Jean-Noël Jeanneney rapporte cette anecdote, et beaucoup d’autres du même genre. Celle-là est remarquable en ce que, mettant aux prises des membres de la magistrature, elle témoigne de l’importance de la pratique du duel comme seule manière honorable de se faire justice, jusqu’au début du XXe siècle. Elle est remarquable aussi en ce que la Grande Guerre, qui s’ouvre au moment où s’échauffent les esprits d’Albanel et de Dagoury, va mettre fin, brutalement, à la pratique du duel.

Magnifique sujet d’études que cette histoire du duel au XIXe siècle. Le très bon livre de Pascal Brioist, Hervé Drévillon et Pierre Serna, Croiser le fer. Violence et culture de l’épée dans la science moderne (Champ Vallon, 2002) avait déjà étudié la question pour l’époque moderne. Le livre de Peter Gay sur La Culture de la haine (Plon, 1997) l’avait effleurée pour la seconde moitié du XIXe siècle. Jean-Noël Jeanneney, à son tour, a entrepris de la traiter.

Disons d’emblée que l'auteur, qui s’en tient aux sources secondaires et aux mémoires d’époque, n’entend pas proposer une étude exhaustive. Les sources judiciaires (sans doute nombreuses, puisqu’il rappelle nombre de cas de procès pour duel), les sources parlementaires (nombreuses aussi dans la mesure où il précise que des projets de lois prohibant ou réglementant le duel furent déposés au Parlement en 1819, 1829, 1848, 1851, 1877, 1883, 1892 et 1895), les archives privées (qui faisait partie de cette «ligue contre le duel» fondée en 1902 ?) ne sont pas questionnées. Ce n’est pas si grave : tout en restant dans les limites que les sources qu’il s’est choisies lui assignent, Jean-Noël Jeanneney livre une très intéressante réflexion sur les représentations du duel au sein de l’élite sociale de la France du XIXe siècle. Si les pratiques elles-mêmes restent un peu dans l’ombre — faute de statistiques précises, il est difficile de savoir, par exemple, le caractère vraiment dangereux de ces rencontres sur le pré —, l’historien nous propose une plongée instructive dans l’imaginaire français de l’honneur.

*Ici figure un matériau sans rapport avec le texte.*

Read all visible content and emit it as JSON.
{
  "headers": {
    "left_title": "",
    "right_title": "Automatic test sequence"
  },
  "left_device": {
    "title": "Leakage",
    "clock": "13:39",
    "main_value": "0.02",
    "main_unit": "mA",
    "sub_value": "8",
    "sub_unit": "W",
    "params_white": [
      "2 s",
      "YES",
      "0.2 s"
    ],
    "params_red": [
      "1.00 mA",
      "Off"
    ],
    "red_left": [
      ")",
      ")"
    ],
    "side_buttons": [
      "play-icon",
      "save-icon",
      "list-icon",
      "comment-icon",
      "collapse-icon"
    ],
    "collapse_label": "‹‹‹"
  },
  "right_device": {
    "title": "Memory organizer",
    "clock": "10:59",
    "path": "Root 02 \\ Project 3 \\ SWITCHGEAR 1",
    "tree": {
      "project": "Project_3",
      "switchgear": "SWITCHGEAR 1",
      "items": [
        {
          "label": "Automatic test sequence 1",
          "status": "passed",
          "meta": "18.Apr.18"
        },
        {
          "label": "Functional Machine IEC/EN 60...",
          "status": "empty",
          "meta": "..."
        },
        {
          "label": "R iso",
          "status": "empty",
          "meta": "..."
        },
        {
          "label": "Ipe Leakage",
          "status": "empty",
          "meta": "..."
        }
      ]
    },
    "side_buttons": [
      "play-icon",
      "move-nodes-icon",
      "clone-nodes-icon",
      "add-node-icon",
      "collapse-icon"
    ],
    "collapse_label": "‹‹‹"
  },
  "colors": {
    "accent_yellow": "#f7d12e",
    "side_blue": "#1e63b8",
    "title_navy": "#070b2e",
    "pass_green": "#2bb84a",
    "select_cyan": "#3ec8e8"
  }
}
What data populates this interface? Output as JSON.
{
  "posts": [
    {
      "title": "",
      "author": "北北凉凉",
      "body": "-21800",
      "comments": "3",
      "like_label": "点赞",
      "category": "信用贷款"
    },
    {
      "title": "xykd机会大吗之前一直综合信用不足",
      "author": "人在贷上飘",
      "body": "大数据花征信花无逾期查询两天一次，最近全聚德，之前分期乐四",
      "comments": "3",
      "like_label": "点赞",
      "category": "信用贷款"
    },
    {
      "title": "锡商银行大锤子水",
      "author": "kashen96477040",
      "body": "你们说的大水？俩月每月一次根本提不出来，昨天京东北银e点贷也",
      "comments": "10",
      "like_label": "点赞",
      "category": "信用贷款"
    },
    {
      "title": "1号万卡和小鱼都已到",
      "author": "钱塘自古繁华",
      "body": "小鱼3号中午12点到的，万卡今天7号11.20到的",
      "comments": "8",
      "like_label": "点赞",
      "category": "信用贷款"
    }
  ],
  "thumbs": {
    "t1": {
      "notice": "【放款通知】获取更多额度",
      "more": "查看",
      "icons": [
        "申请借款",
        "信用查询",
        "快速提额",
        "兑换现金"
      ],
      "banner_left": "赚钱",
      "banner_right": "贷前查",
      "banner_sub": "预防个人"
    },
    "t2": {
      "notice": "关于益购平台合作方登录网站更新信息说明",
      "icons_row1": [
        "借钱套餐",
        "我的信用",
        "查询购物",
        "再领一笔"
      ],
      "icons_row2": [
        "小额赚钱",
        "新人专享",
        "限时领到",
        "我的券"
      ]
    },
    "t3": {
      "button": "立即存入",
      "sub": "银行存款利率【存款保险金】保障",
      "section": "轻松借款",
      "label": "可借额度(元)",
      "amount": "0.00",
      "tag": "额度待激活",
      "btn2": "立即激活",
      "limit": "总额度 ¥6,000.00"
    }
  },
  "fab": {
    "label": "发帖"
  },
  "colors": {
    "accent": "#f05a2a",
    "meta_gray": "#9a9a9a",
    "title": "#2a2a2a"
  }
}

Son investigation repose sur une question fondamentale : pourquoi le duel, qui aurait dû disparaître avec la Révolution de la Raison et des Droits de l’Homme, s’est-il prolongé jusqu’à la Grande Guerre ? Jean-Noël Jeanneney n’adhère pas à l’idée d’une force de la routine, d’une énergie cinétique des valeurs qui aurait laissé perdurer, dans l’imaginaire des élites du XIXe siècle, des codes d’un autre temps politique. Il ne croit pas à l’idée d’une persistance de l’Ancien Régime, dans les représentations collectives, telle qu’un Arno Mayer, par exemple, a pu la défendre.

A l’aide de multiples exemples, parfois très célèbres (le duel entre Girardin et Carrel, celui entre Drumont et Meyer, etc.), toujours savoureusement racontés, Jean-Noël Jeanneney élabore donc une réflexion sur la persistance du duel au XIXe siècle, évitant les clichés (sur le tempérament français, par exemple, cliché d’autant plus facile que le duel semble bien une «passion française» — et italienne), et proposant nombre de pistes intéressantes. Réaction contre le règne annoncé du progrès scientifique et des rationalités de l’industrie, le duel manifeste également la méfiance envers un État centralisé. Il est aussi la réalisation d’un désir, chez les nouveaux venus de la bourgeoisie, de bousculer les hiérarchies sociales installées. Il est enfin la manifestation d’une angoisse de la fierté individuelle devant la montée des masses. Chacune de ses affirmations est solidement étayée, et Jean-Noël Jeanneney, à chaque fois, emporte l’adhésion du lecteur.

Il le stimule, aussi, et l’on a envie, à l’issue de la lecture de son livre, d’ajouter une interprétation supplémentaire à sa liste. Jean-Noël Jeanneney souligne que les hommes qui se battent sont d’abord des hommes politiques, des gens de lettres et des journalistes ; les hommes d’affaires, eux, ne se battent pas. De l’importance des effets de représentations chez les premiers, il en déduit que la pratique du duel est essentiellement de l’ordre du symbolique ; et son analyse est convaincante, malgré Albanel et Dagoury. On aimerait la pousser un peu plus loin : le nœud de cette histoire n’est-il pas, surtout, le journaliste ? Celui-ci se construit progressivement, tout au long du XIXe siècle, en tant qu’identité sociale. Mêlé dans un premier temps aux hommes politiques et aux gens de lettres, il s’autonomise au fur et à mesure que le siècle avance — et, effectivement, de façon décisive après la grande loi du 29 juillet 1881 dont Jean-Noël Jeanneney souligne l’importance sur la pratique du duel. Dans ces conditions, ne peut-on imaginer que le duel est, pour ces journalistes qui sont de plus en plus rejetés du monde politique et de celui de la littérature, mais qui frayent quand même avec les élus et les écrivains, un moyen de gagner la considération sociale ? Les écrits du journaliste n’ont pas le poids de ceux du ministre et du député ; ils n’ont pas la beauté de ceux du romancier ou du poète. Mais il est un moyen de les fonder en importance : c’est de les garantir par sa poitrine. L’étonnant succès du duel en France — pays dont la presse est la plus diffusée au monde en 1914 — ne serait-il pas aussi un effet de l’invention du journalisme moderne ? A lire le stimulant ouvrage de Jean-Noël Jeanneney, on se pose la question. On aimerait savoir ce qu’en pense le subtil auteur du Duel. Une passion française. 1789-1914.